Orgrr - org-roam-ripgrep

laotang · April 3, 2023, 6:48am

Org-roam v2 is an amazing project and brought org-roam to a new level of sophistication. Still, I never made the switch. As a reminder, the crucial difference between the two was the move from files as the main unit of interaction to “nodes”, which are org headlines with an org-id attached to them. This allowed for impressive graphs and more thorough linking to headlines (and even to show backlinks for nodes) but it never clicked with me and so I continued to use v1 (as mentioned a few times here).

This worked fine for me until recently, where some weird emacsql problem broke the interaction between Emacs 29 and orgroam v1 on a new (old) intel Mac from work, which I wanted to use for field research (instead of my newer and expensive MBP). Enter orgrr:

Orgrr is an almost feature-complete replica of the core functionality of org-roam v1, built using ripgrep (rg), a lot of regex and hashtables. It does recognize alternative note titles (#+roam_alias) and tags (#+roam_tags) as introduced by org-roam v1. Orgrr currently only works with org-files (i.e. files ending in .org).

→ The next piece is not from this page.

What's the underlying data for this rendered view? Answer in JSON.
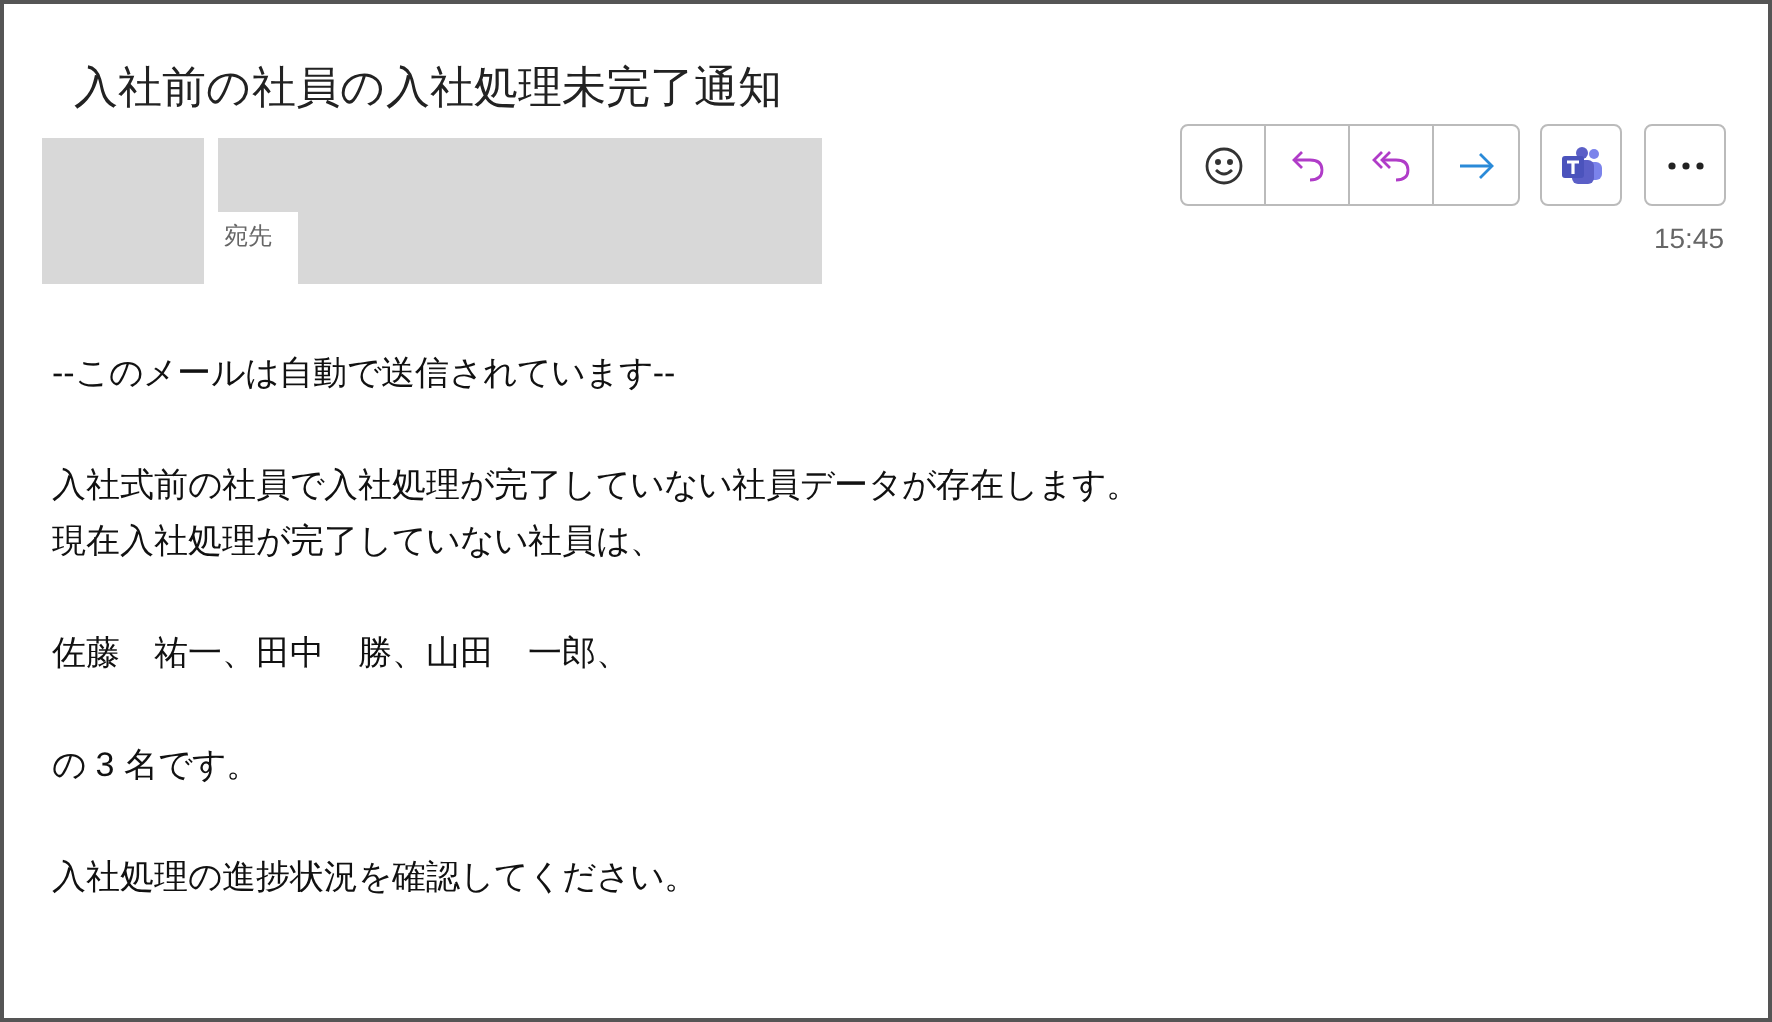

In part I wrote this to learn more elisp (just so you know where I’m coming from ). I’ve been using orgrr for many hours in the past few days and it worked for me (I fixed a few remaining smaller shortcomings). If you also miss the first version of org-roam or prefer to not use databases (or to reduce dependencies), then this might be something for you.

PS For full text search I strongly recommend deadgrep, which also uses rg.

laotang · March 14, 2025, 9:54am

The GitHub traffic page for orgrr shows that folks are still being send there from this post. On the occasion of the two year anniversary of the project, here some notes on how orgrr has evolved:

There have been many changes small and big (290 commits), but the most important three have been more ways to investigate relationships between notes (orgrr-show-related-notes, orgrr-show-show-sequence, orgrr-show-multiverse), the addition of a caching option (orgrr-use-caching) and support for containers (think Denote’s silos or Obsidian’s vaults).

Most of these changes have addressed personal needs of a social scientist (me). As I am certainly biased, take my words with a grain of salt - for me orgrr is the best tool to write, structure and analyze thousands of plain-text notes. I love the independence/freedom that writing this package myself provides me.

akashp · March 15, 2025, 6:13am

Very fascinating. Will try out someday. Was looking forward to writing a minimal system from scratch for myself. Interested to know the pro/cons of going the database route or on the fly regexp. Does it scale well? Is it possible to parse various information programmatically. One thing that intimidates me is having to write regexps continuously to get regular data.
Will check out your work. Thanks for the ping.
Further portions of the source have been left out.